Airshed society wants clarity on emissions

The society, currently in its tenth year of operation, held an open house Feb. 27 in Burns Lake.

Community outreach and completion of a new Micro-Emissions Inventory (MEI) for the region are high on this year’s list of priorities for the Bulkley Valley – Lakes District Airshed Management Society.

The society, currently in its tenth year of operation, held an open house Feb. 27 in Burns Lake. Members of the society’s board of directors, along with coordinator Susan Brookes, were on hand to explain the organization’s activities and plans.

Brookes noted that the organization updated its airshed management plan in June 2012. The document, entitled A Community Action Plan for Cleaner Air, sets out a strategy for improving air quality in the corridor between Kitwanga and Endako.

Developed with input from a wide variety of stakeholders, the plan primarily targets a pollutant known as “Particulate Matter” (PM) – fine particles of dust, carbon, and other materials suspended in the air.

Brookes said meetings such as the one held in Burns Lake are crucial to increasing public awareness of air quality issues and the actions individuals can take to reduce air pollution. She noted that in some instances, people can dramatically improve the quality of the air they breathe by modifying their own behaviours.

“Sometimes it’s something as simple as a lifestyle change,” she noted. “For example, when you heat with wood, crack the stove, let it draw, and then open it up. But how many times have I myself opened the door to the stove, and ‘poof’, out comes the smoke? Meanwhile, the little girl who’s upstairs sleeping is breathing it in. Unfortunately, people don’t always see it when they’re immersed in it.”

While outreach is critical to improving local air quality, it’s equally important that the society understand the amount of emissions in the region and their sources. To this end, it hopes to update the airshed’s current Micro-Emissions Inventory.

“The other objective we have for this year, although we haven’t got the funding for it yet, is to undertake a Micro-Emissions Inventory,” Brookes explained. “The one we have was released (in the mid-2000’s), but a lot of the data used to complete it was older than that. Some of it was based on data captured in 2002, so it’s at least 10 years out of date… We feel we really need it to understand the science behind the emissions.”

Dave Stevens, president of the airshed management society, agree. A founding member of the organization, he feels that completion of a new MEI is crucial to the society’s work.

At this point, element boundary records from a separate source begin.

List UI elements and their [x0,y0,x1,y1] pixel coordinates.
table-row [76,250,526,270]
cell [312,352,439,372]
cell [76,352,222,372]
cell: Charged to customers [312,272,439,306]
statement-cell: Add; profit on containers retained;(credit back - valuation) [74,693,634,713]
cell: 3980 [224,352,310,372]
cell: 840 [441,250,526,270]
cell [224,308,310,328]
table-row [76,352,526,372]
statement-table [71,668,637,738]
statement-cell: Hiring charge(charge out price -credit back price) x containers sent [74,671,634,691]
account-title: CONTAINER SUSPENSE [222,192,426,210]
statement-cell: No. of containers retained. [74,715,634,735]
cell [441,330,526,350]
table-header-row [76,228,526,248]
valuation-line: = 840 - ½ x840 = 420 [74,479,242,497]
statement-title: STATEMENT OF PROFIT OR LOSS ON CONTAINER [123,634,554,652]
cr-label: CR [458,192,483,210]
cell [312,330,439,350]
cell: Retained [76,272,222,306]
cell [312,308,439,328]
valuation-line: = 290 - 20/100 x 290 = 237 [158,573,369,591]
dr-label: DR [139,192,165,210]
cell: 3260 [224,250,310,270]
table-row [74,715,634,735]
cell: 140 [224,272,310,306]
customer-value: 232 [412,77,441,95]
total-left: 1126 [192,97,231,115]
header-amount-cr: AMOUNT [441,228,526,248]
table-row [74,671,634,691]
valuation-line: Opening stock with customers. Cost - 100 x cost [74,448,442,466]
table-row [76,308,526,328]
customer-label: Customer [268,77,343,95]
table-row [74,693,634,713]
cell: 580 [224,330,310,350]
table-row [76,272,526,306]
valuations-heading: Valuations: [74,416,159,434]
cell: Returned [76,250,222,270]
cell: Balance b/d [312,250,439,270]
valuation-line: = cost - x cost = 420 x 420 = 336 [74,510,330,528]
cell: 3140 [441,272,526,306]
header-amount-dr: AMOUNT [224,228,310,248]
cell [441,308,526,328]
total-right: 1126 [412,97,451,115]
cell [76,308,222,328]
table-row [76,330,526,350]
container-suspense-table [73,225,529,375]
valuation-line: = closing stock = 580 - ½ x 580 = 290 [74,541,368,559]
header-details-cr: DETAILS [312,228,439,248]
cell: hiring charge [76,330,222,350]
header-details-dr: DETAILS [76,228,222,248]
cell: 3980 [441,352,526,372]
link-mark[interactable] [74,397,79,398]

“Over the past decade, the beehive burners in the Bulkley Valley have gone,” Stevens noted. “Those sources (of air pollution) have disappeared, but new sources have come on stream. Pinnacle (Pellet) operates out here at Sheraton and in conjunction with Canfor in Houston. Now, I’m not finger-pointing, I’m just pointing out that the nature of emitting industries changed over that period of time. What the airshed society wants to do is gain some clarity by performing an emissions inventory for the plan area. One was done in 2006 and it’s out of date. We need to re-do it, and if you happen to have a spare $30,000, we’ll hire somebody and we’ll do it.”

While the society isn’t short of enthusiasm, funding of the magnitude required to update the MEI is more difficult to come by. The organization was fortunate to receive a grant from the Omineca Beetle Action Coalition to complete outreach and related works, but what it really needs is a long-term source of funding.

“In terms of money, I would say we need anywhere between $15,000 and $25,000 annually,” said Brookes. “That’s kind of the minimum. It would cover the salary of a part-time coordinator who does member outreach as well as outreach into different communities. And the airshed is vast, 35,000 square kilometers, so that would cover some travel. We really want to reach remote First Nations’ village and reservations, because they’re all heating with wood and really suffering from the cumulative effects of wood smoke.”

“I’ve got a four-year-old grandson with asthma, and I think it’s a crime against humanity,” noted Stevens. “If you want to know my motivation, there you go. It’s good enough.”